As well as posting solid third quarter earnings, the world’s biggest gold producer also reported to having reduced its cost guidance in the period and said it is edging ever closer to its US$3 billion debt reduction target for 2015.
Adjusted net income in the third quarter exceeded the average analyst estimate at US$131 million, or 11 cents a share.
Barrick’s free cash flow was up from US$26 million in Q2 to US$256 million (not counting a streaming sale), while the net loss in the quarter was US$264 million, due to an impairment tied to the Zaldivar mine.
The results suggest that the company is pressing on under Chairman John Thornton, in spite of the weak gold marker, the FT notes. Since becoming chairman last year, he has sought to shed non-core assets and replace most of the management team.
Thornton aims to streamline Barrick back into profit and eliminate the strategic errors that crippled its balance sheet. By cutting its overall debt in the first nine months of the year from US$13.1 billion to US$11.2 billion, it indicates the company is headed in the right direction.
“As we move into 2016 and beyond, we will continue to take prudent steps to strengthen our balance sheet, balancing debt repayments with investments in profitable production that will drive growth in free cash flow,” the miner said in a statement.
However, investors are said to still be concerned about the firm’s balance sheet, as well as the health of the gold market.
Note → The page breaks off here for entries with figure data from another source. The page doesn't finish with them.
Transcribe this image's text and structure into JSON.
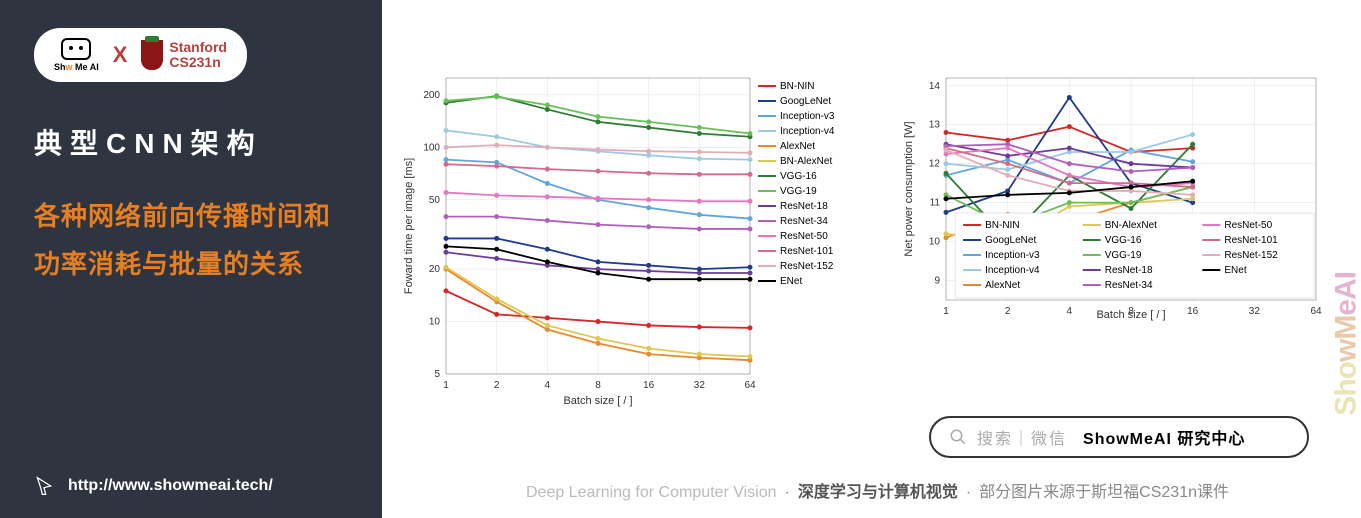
{
  "sidebar": {
    "badge": {
      "ai_text_a": "Sh",
      "ai_text_b": "w",
      "ai_text_c": " Me AI",
      "x": "X",
      "stanford_a": "Stanford",
      "stanford_b": "CS231n"
    },
    "heading": "典型CNN架构",
    "description": "各种网络前向传播时间和功率消耗与批量的关系",
    "link_url": "http://www.showmeai.tech/"
  },
  "watermark": {
    "a": "Sho",
    "b": "wM",
    "c": "eAI"
  },
  "search": {
    "hint": "搜索｜微信",
    "brand": "ShowMeAI 研究中心"
  },
  "footer": {
    "a": "Deep Learning for Computer Vision",
    "b": "深度学习与计算机视觉",
    "c": "部分图片来源于斯坦福CS231n课件"
  },
  "chart_shared": {
    "x_values": [
      1,
      2,
      4,
      8,
      16,
      32,
      64
    ],
    "x_label": "Batch size [ / ]",
    "background_color": "#ffffff",
    "grid_color": "#e0e0e0",
    "axis_color": "#333333",
    "tick_fontsize": 10,
    "label_fontsize": 11,
    "line_width": 1.8,
    "series": {
      "BN-NIN": {
        "color": "#d62728"
      },
      "GoogLeNet": {
        "color": "#1f3b8a"
      },
      "Inception-v3": {
        "color": "#5fa7d8"
      },
      "Inception-v4": {
        "color": "#9ec9e2"
      },
      "AlexNet": {
        "color": "#e68a2e"
      },
      "BN-AlexNet": {
        "color": "#e0c850"
      },
      "VGG-16": {
        "color": "#2e7d32"
      },
      "VGG-19": {
        "color": "#6bbf59"
      },
      "ResNet-18": {
        "color": "#6a3d9a"
      },
      "ResNet-34": {
        "color": "#b05fbf"
      },
      "ResNet-50": {
        "color": "#e377c2"
      },
      "ResNet-101": {
        "color": "#d4698f"
      },
      "ResNet-152": {
        "color": "#e0aeb8"
      },
      "ENet": {
        "color": "#000000"
      }
    }
  },
  "chart1": {
    "type": "line",
    "y_label": "Foward time per image [ms]",
    "y_scale": "log",
    "y_ticks": [
      5,
      10,
      20,
      50,
      100,
      200
    ],
    "ylim": [
      5,
      250
    ],
    "x_ticks": [
      1,
      2,
      4,
      8,
      16,
      32,
      64
    ],
    "legend_position": "right",
    "data": {
      "BN-NIN": [
        15,
        11,
        10.5,
        10,
        9.5,
        9.3,
        9.2
      ],
      "GoogLeNet": [
        30,
        30,
        26,
        22,
        21,
        20,
        20.5
      ],
      "Inception-v3": [
        85,
        82,
        62,
        50,
        45,
        41,
        39
      ],
      "Inception-v4": [
        125,
        115,
        100,
        95,
        90,
        86,
        85
      ],
      "AlexNet": [
        20,
        13,
        9,
        7.5,
        6.5,
        6.2,
        6
      ],
      "BN-AlexNet": [
        20.5,
        13.5,
        9.5,
        8,
        7,
        6.5,
        6.3
      ],
      "VGG-16": [
        180,
        197,
        165,
        140,
        130,
        120,
        115
      ],
      "VGG-19": [
        185,
        195,
        175,
        150,
        140,
        130,
        120
      ],
      "ResNet-18": [
        25,
        23,
        21,
        20,
        19.5,
        19,
        19
      ],
      "ResNet-34": [
        40,
        40,
        38,
        36,
        35,
        34,
        34
      ],
      "ResNet-50": [
        55,
        53,
        52,
        51,
        50,
        49,
        49
      ],
      "ResNet-101": [
        80,
        78,
        75,
        73,
        71,
        70,
        70
      ],
      "ResNet-152": [
        100,
        103,
        100,
        97,
        95,
        94,
        93
      ],
      "ENet": [
        27,
        26,
        22,
        19,
        17.5,
        17.5,
        17.5
      ]
    }
  },
  "chart2": {
    "type": "line",
    "y_label": "Net power consumption [W]",
    "y_scale": "linear",
    "y_ticks": [
      9,
      10,
      11,
      12,
      13,
      14
    ],
    "ylim": [
      8.5,
      14.2
    ],
    "x_ticks": [
      1,
      2,
      4,
      8,
      16,
      32,
      64
    ],
    "legend_position": "bottom-inside",
    "legend_x_truncate": 16,
    "data": {
      "BN-NIN": [
        12.8,
        12.6,
        12.95,
        12.3,
        12.4,
        12.55,
        12.4
      ],
      "GoogLeNet": [
        10.75,
        11.3,
        13.7,
        11.5,
        11.0,
        10.9,
        11.0
      ],
      "Inception-v3": [
        11.7,
        12.1,
        11.5,
        12.35,
        12.05,
        12.5,
        12.6
      ],
      "Inception-v4": [
        12.0,
        11.85,
        12.3,
        12.3,
        12.75,
        12.15,
        12.15
      ],
      "AlexNet": [
        10.1,
        10.7,
        10.5,
        11.0,
        11.4,
        11.6,
        11.5
      ],
      "BN-AlexNet": [
        10.2,
        10.0,
        10.9,
        11.0,
        11.1,
        11.2,
        11.35
      ],
      "VGG-16": [
        11.75,
        10.05,
        11.7,
        10.85,
        12.5,
        12.3,
        12.4
      ],
      "VGG-19": [
        11.2,
        10.4,
        11.0,
        11.0,
        11.4,
        11.5,
        11.6
      ],
      "ResNet-18": [
        12.5,
        12.2,
        12.4,
        12.0,
        11.9,
        11.8,
        11.8
      ],
      "ResNet-34": [
        12.45,
        12.5,
        12.0,
        11.8,
        11.9,
        11.7,
        11.7
      ],
      "ResNet-50": [
        12.25,
        12.4,
        11.7,
        11.4,
        11.5,
        11.3,
        11.4
      ],
      "ResNet-101": [
        12.4,
        12.0,
        11.5,
        11.5,
        11.4,
        11.3,
        11.3
      ],
      "ResNet-152": [
        12.35,
        11.7,
        11.3,
        11.3,
        11.2,
        11.4,
        11.4
      ],
      "ENet": [
        11.1,
        11.2,
        11.25,
        11.4,
        11.55,
        11.6,
        11.6
      ]
    }
  }
}
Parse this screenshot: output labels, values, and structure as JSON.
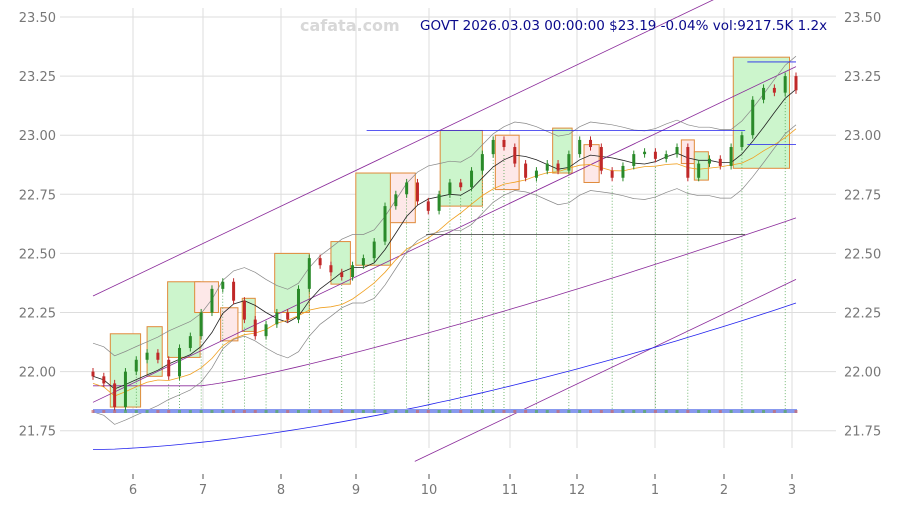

Barrick Gold Corp is a Canadian gold mining company with headquarters in Toronto. The Company is engaged in the production and sale of gold and copper, as well as related activities, such as exploration and mine development. The Company operates in segments: eight individual gold mines, Acacia and Pascua-Lama project. The remaining operating segments have been grouped into two other categories: its remaining gold mines and its two copper mines. The Company sells its production in the world market through the distribution channels: gold bullion is sold in the gold spot market; gold and copper concentrate is sold to independent smelting companies, and copper cathode is sold to various manufacturers and traders. The Company has 14 producing gold mines, located in Canada, the United States, Peru, Argentina, Australia, the Dominican Republic and Papua New Guinea. It also holds a 63.9% equity interest in Acacia Mining plc (Acacia) that owns gold mines and exploration properties in Africa.